On June 30, Vitalik published a new article discussing Ethereum's problems with transaction confirmation speed. Vitalik mentioned that Ethereum has made great improvements compared to five years ago. Thanks to EIP-1559 (dynamic adjustment of transaction fees) and the stable block generation time after the merger, transactions sent by users on L1 are usually confirmed within 5-20 seconds. However, this time can be further improved. For some applications that explicitly require a delay of several hundred milliseconds or even shorter, it makes sense to further shorten the confirmation time. To achieve this goal, the Ethereum community and researchers have proposed some practical solutions, one of which is preconfirmations.

What is pre-confirmation?

Preconfirmations (preconf) is a pre-confirmation state of a transaction before it is officially confirmed. Specifically, it refers to a temporary confirmation by the node before the transaction is included in the block by the miner and officially on the chain. This temporary confirmation means that multiple nodes verify the validity of the transaction and temporarily store it in the memory pool. This allows users to get a signal that the transaction has been accepted in a short period of time, so as to get instant feedback, reduce waiting time, and improve user experience. This preconfirmation is not the final confirmation and may still be revoked (such as block reorganization), but this situation is relatively rare.

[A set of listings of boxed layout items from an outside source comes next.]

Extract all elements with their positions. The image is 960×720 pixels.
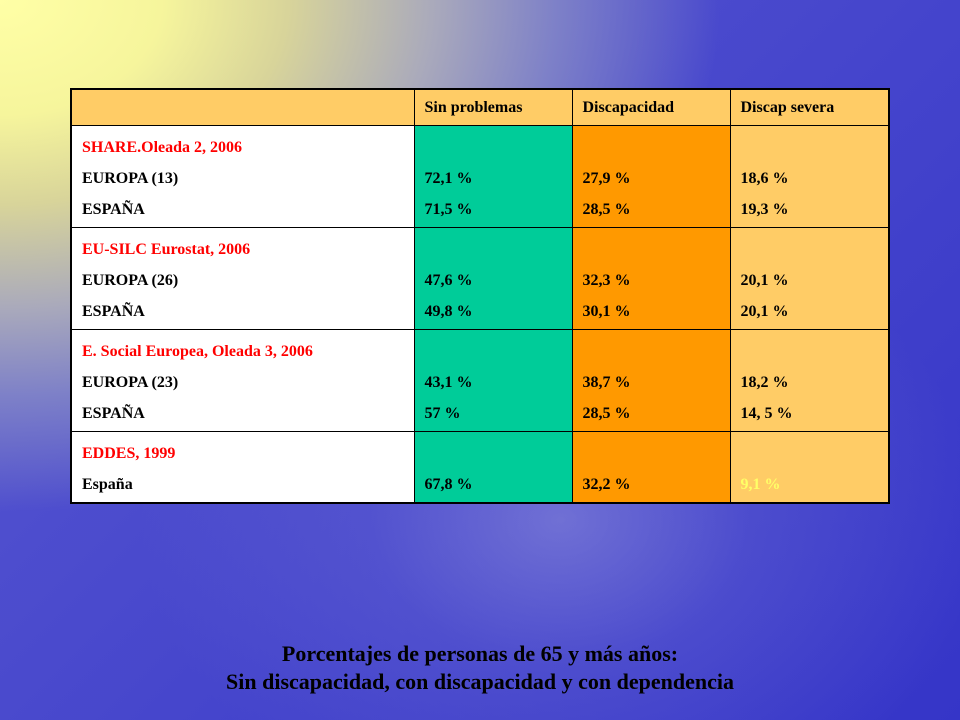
caption-line-2: Sin discapacidad, con discapacidad y con… (226, 669, 734, 694)
discap-severa-cell: 18,2 % 14, 5 % (729, 329, 890, 432)
region-label: ESPAÑA (82, 201, 145, 218)
value: 43,1 % (424, 374, 473, 391)
region-label: EUROPA (26) (82, 272, 179, 289)
source-title: E. Social Europea, Oleada 3, 2006 (82, 343, 313, 360)
disability-table: Sin problemas Discapacidad Discap severa… (70, 88, 890, 504)
source-cell: EU-SILC Eurostat, 2006 EUROPA (26) ESPAÑ… (70, 227, 415, 330)
header-discapacidad: Discapacidad (571, 88, 731, 126)
value: 18,6 % (740, 170, 789, 187)
source-title: SHARE.Oleada 2, 2006 (82, 139, 243, 156)
value: 72,1 % (424, 170, 473, 187)
region-label: ESPAÑA (82, 405, 145, 422)
value: 32,2 % (582, 476, 631, 493)
region-label: EUROPA (23) (82, 374, 179, 391)
discap-severa-cell: 9,1 % (729, 431, 890, 504)
value: 27,9 % (582, 170, 631, 187)
table-row-ess: E. Social Europea, Oleada 3, 2006 EUROPA… (70, 329, 890, 432)
value: 28,5 % (582, 405, 631, 422)
discap-severa-cell: 20,1 % 20,1 % (729, 227, 890, 330)
sin-problemas-cell: 67,8 % (413, 431, 573, 504)
value: 47,6 % (424, 272, 473, 289)
value: 14, 5 % (740, 405, 793, 422)
value: 20,1 % (740, 303, 789, 320)
value: 19,3 % (740, 201, 789, 218)
header-sin-problemas: Sin problemas (413, 88, 573, 126)
source-cell: E. Social Europea, Oleada 3, 2006 EUROPA… (70, 329, 415, 432)
value: 20,1 % (740, 272, 789, 289)
value: 28,5 % (582, 201, 631, 218)
value: 18,2 % (740, 374, 789, 391)
sin-problemas-cell: 47,6 % 49,8 % (413, 227, 573, 330)
discapacidad-cell: 32,2 % (571, 431, 731, 504)
discapacidad-cell: 27,9 % 28,5 % (571, 125, 731, 228)
value: 57 % (424, 405, 461, 422)
value: 49,8 % (424, 303, 473, 320)
region-label: España (82, 476, 133, 493)
header-discap-severa: Discap severa (729, 88, 890, 126)
source-cell: EDDES, 1999 España (70, 431, 415, 504)
source-title: EDDES, 1999 (82, 445, 176, 462)
table-row-share: SHARE.Oleada 2, 2006 EUROPA (13) ESPAÑA … (70, 125, 890, 228)
value: 71,5 % (424, 201, 473, 218)
table-row-eddes: EDDES, 1999 España 67,8 % 32,2 % 9,1 % (70, 431, 890, 504)
value: 9,1 % (740, 476, 781, 493)
value: 32,3 % (582, 272, 631, 289)
discapacidad-cell: 38,7 % 28,5 % (571, 329, 731, 432)
caption-line-1: Porcentajes de personas de 65 y más años… (281, 641, 679, 666)
sin-problemas-cell: 72,1 % 71,5 % (413, 125, 573, 228)
discapacidad-cell: 32,3 % 30,1 % (571, 227, 731, 330)
value: 67,8 % (424, 476, 473, 493)
discap-severa-cell: 18,6 % 19,3 % (729, 125, 890, 228)
source-title: EU-SILC Eurostat, 2006 (82, 241, 251, 258)
region-label: EUROPA (13) (82, 170, 179, 187)
value: 38,7 % (582, 374, 631, 391)
header-row: Sin problemas Discapacidad Discap severa (70, 88, 890, 126)
value: 30,1 % (582, 303, 631, 320)
table-row-eu-silc: EU-SILC Eurostat, 2006 EUROPA (26) ESPAÑ… (70, 227, 890, 330)
sin-problemas-cell: 43,1 % 57 % (413, 329, 573, 432)
header-corner (70, 88, 415, 126)
source-cell: SHARE.Oleada 2, 2006 EUROPA (13) ESPAÑA (70, 125, 415, 228)
region-label: ESPAÑA (82, 303, 145, 320)
slide-caption: Porcentajes de personas de 65 y más años… (0, 640, 960, 696)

Typically, in the pre-confirmation mechanism, the proposer acts as a provider of pre-confirmation services. Users can obtain a signed commitment that their transaction will be included in the next block by paying an additional fee. If the proposer fails to fulfill their commitment, they will face financial penalties.

Specific implementation plan: Based Preconfirmations

Justin Drake, a researcher at the Ethereum Foundation, has been promoting an approach to Ethereum’s pre-confirmation mechanism: Based preconfirmations, which provides fast transaction confirmation through specific incentive and penalty mechanisms.

In order to reduce the risk of transactions failing to be included in blocks for various reasons in the Based preconfs mechanism, additional proposer penalties and mandatory inclusion are required:

  • Proposer slashing: L1 proposers must choose to add additional slashing conditions to become preconfirmers. This can be achieved through re-staking mechanisms.

  • Proposer forced inclusions: L1 proposers must be able to force transactions to be included on the chain, even when it is economically uneconomical or other proposers are uncooperative. This can be achieved through inclusion lists.

L1 proposers become pre-confirmers by opting in to the following two pre-confirmation penalty conditions. Pre-confirmers issue a signed pre-confirmation commitment to the user, promising to include the transaction in a block within a specified time period, and receive a tip from the user for fulfilling the commitment.

  • Liveness slashing: Pre-confirmers face penalties if they fail to include pre-confirmed transactions within a specified period of time.

  • Safety slashing: If the pre-validator's commitment is inconsistent with the actual transactions included, they will face penalties.

In addition, pre-confirmers are prioritized according to their position in the proposer's outlook to execute pre-confirmed transactions faster. The proposer's outlook mechanism is a mechanism used to determine which proposers will have the opportunity to package blocks in the future. Each future proposer is assigned a position number, which indicates their order in future block proposals. Pre-confirmers are sorted according to their position in the proposer's outlook. The smaller the position number, the higher the priority. Assuming that a transaction is committed by pre-confirmer B, the proposer with a smaller position number before B (pre-confirmer A) can package the transaction immediately, reducing the user's waiting time and not having to wait for the time period when B becomes the proposer. If the proposer before B fails to package the transaction in time, pre-confirmer B needs to ensure that these transactions are included within its time period, otherwise it will face penalties.

Through the above conditions and settings, Based preconfs can provide L1 with faster transaction confirmation. If the rollup is based (L2 sorting is left to L1), that is, all L2 blocks are logically regarded as L1 transactions, then the same mechanism can be used to provide pre-confirmation for L2.

Community Discussion

Justin Drake proposed Based preconfirmations, which attracted the community's attention to the preconfirmation mechanism. After that, the community had a rich discussion around the topic of preconfirmation. The more noteworthy ones are: Blockchain Capital member Jonah B proposed to allow users to customize the punishment measures in the preconfirmation mechanism; independent developer Matthew proposed to use the chain preconfirmation mechanism (preconf chaining) to protect the proposer from being punished by external unexpected situations such as power outages, network interruptions, etc. (liveness failure); Primev researcher Christian Matt introduced two preconfirmation modes: one is provided by a designated leader (leader-based), and the other is provided by multiple competitors (leaderless) in the absence of a leader. The advantage of the leader mode is that it can provide nearly 100% confirmation guarantee. The competitive environment of the leaderless mode helps to effectively discover the price of preconfirmation and optimize the benefits of validators. Christian Matt also proposed several solutions combining leader and leaderless preconfirmation; Ethereum Foundation member potuz discussed various challenges and solutions for introducing the preconfirmation mechanism under the ePBS framework.